No documento, os parlamentares solicitam a decretação da prisão preventiva, a inclusão do nome de Lulinha na lista de difusão vermelha da Interpol e a abertura de processo de extradição junto às autoridades da Espanha.
Suposta ligação com investigado
A representação sustenta que o filho do presidente Luiz Inácio Lula da Silva (PT) teria atuado como “sócio oculto” do empresário Antônio Carlos Camilo Antunes, conhecido como “Careca do INSS”. Antunes está preso desde setembro de 2025, sob suspeita de envolvimento em irregularidades na Previdência Social.
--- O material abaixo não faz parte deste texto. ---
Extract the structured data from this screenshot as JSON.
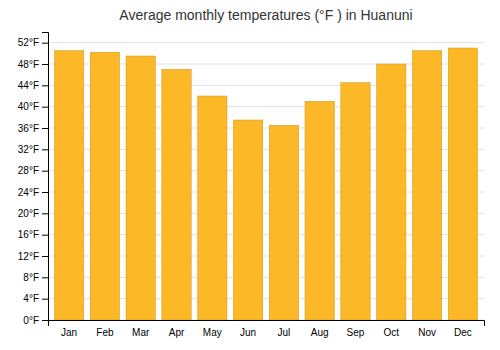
{
  "chart_data": {
    "type": "bar",
    "title": "Average monthly temperatures (°F ) in Huanuni",
    "categories": [
      "Jan",
      "Feb",
      "Mar",
      "Apr",
      "May",
      "Jun",
      "Jul",
      "Aug",
      "Sep",
      "Oct",
      "Nov",
      "Dec"
    ],
    "values": [
      50.5,
      50.2,
      49.5,
      47.0,
      42.0,
      37.5,
      36.5,
      41.0,
      44.5,
      48.0,
      50.5,
      51.0
    ],
    "color": "#FDB827",
    "ylim": [
      0,
      54
    ],
    "yticks": [
      {
        "value": 0,
        "label": "0°F"
      },
      {
        "value": 4,
        "label": "4°F"
      },
      {
        "value": 8,
        "label": "8°F"
      },
      {
        "value": 12,
        "label": "12°F"
      },
      {
        "value": 16,
        "label": "16°F"
      },
      {
        "value": 20,
        "label": "20°F"
      },
      {
        "value": 24,
        "label": "24°F"
      },
      {
        "value": 28,
        "label": "28°F"
      },
      {
        "value": 32,
        "label": "32°F"
      },
      {
        "value": 36,
        "label": "36°F"
      },
      {
        "value": 40,
        "label": "40°F"
      },
      {
        "value": 44,
        "label": "44°F"
      },
      {
        "value": 48,
        "label": "48°F"
      },
      {
        "value": 52,
        "label": "52°F"
      }
    ],
    "grid": true
  }
}
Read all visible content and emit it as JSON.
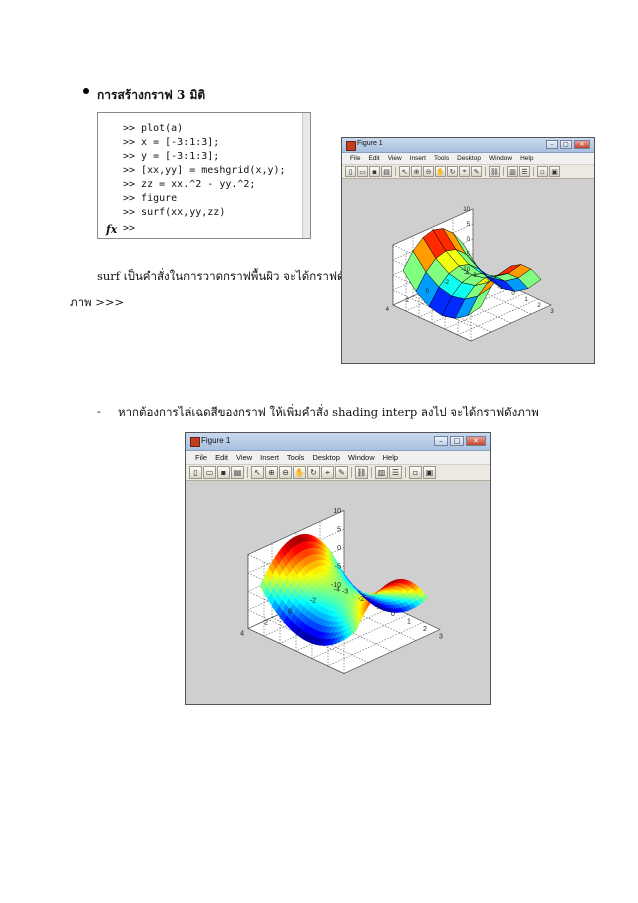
{
  "section": {
    "heading": "การสร้างกราฟ 3 มิติ"
  },
  "code": {
    "lines": [
      ">> plot(a)",
      ">> x = [-3:1:3];",
      ">> y = [-3:1:3];",
      ">> [xx,yy] = meshgrid(x,y);",
      ">> zz = xx.^2 - yy.^2;",
      ">> figure",
      ">> surf(xx,yy,zz)",
      ">> "
    ],
    "prompt_icon": "fx"
  },
  "text": {
    "surf_line1": "surf เป็นคำสั่งในการวาดกราฟพื้นผิว จะได้กราฟดัง",
    "surf_line2": "ภาพ  >>>",
    "dash": "-",
    "shading_line": "หากต้องการไล่เฉดสีของกราฟ ให้เพิ่มคำสั่ง shading interp ลงไป จะได้กราฟดังภาพ"
  },
  "figure1": {
    "title": "Figure 1",
    "menu": [
      "File",
      "Edit",
      "View",
      "Insert",
      "Tools",
      "Desktop",
      "Window",
      "Help"
    ],
    "toolbar_icons": [
      "new-icon",
      "open-icon",
      "save-icon",
      "print-icon",
      "arrow-icon",
      "zoom-in-icon",
      "zoom-out-icon",
      "pan-icon",
      "rotate-icon",
      "datacursor-icon",
      "brush-icon",
      "link-icon",
      "colorbar-icon",
      "legend-icon",
      "hide-plottools-icon",
      "show-plottools-icon"
    ],
    "z_ticks": [
      "10",
      "5",
      "0",
      "-5",
      "-10"
    ],
    "y_ticks": [
      "4",
      "2",
      "0",
      "-2",
      "-4"
    ],
    "x_ticks": [
      "-3",
      "-2",
      "-1",
      "0",
      "1",
      "2",
      "3"
    ],
    "shading": "faceted"
  },
  "figure2": {
    "title": "Figure 1",
    "menu": [
      "File",
      "Edit",
      "View",
      "Insert",
      "Tools",
      "Desktop",
      "Window",
      "Help"
    ],
    "toolbar_icons": [
      "new-icon",
      "open-icon",
      "save-icon",
      "print-icon",
      "arrow-icon",
      "zoom-in-icon",
      "zoom-out-icon",
      "pan-icon",
      "rotate-icon",
      "datacursor-icon",
      "brush-icon",
      "link-icon",
      "colorbar-icon",
      "legend-icon",
      "hide-plottools-icon",
      "show-plottools-icon"
    ],
    "z_ticks": [
      "10",
      "5",
      "0",
      "-5",
      "-10"
    ],
    "y_ticks": [
      "4",
      "2",
      "0",
      "-2",
      "-4"
    ],
    "x_ticks": [
      "-3",
      "-2",
      "-1",
      "0",
      "1",
      "2",
      "3"
    ],
    "shading": "interp"
  }
}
Os congressistas também mencionam reportagens que apontam supostos repasses mensais de R$ 300 mil a Lulinha. As alegações, contudo, seguem sob investigação e não há decisão judicial sobre o caso.
Moradia no exterior
Segundo o texto encaminhado ao MPF, Lulinha reside em Madri desde o ano passado. Para os deputados, a permanência no exterior poderia representar risco à aplicação da lei penal, diante da possibilidade de deslocamento para países sem acordo de extradição com o Brasil.
A representação afirma que, diante de novos elementos apresentados no âmbito da CPMI do INSS, a residência fora do país deixaria de ser apenas uma escolha pessoal e passaria a configurar risco concreto de evasão.
Até o momento, não houve manifestação do Ministério Público Federal sobre os pedidos formulados, e qualquer medida dependerá de análise técnica e eventual decisão judicial.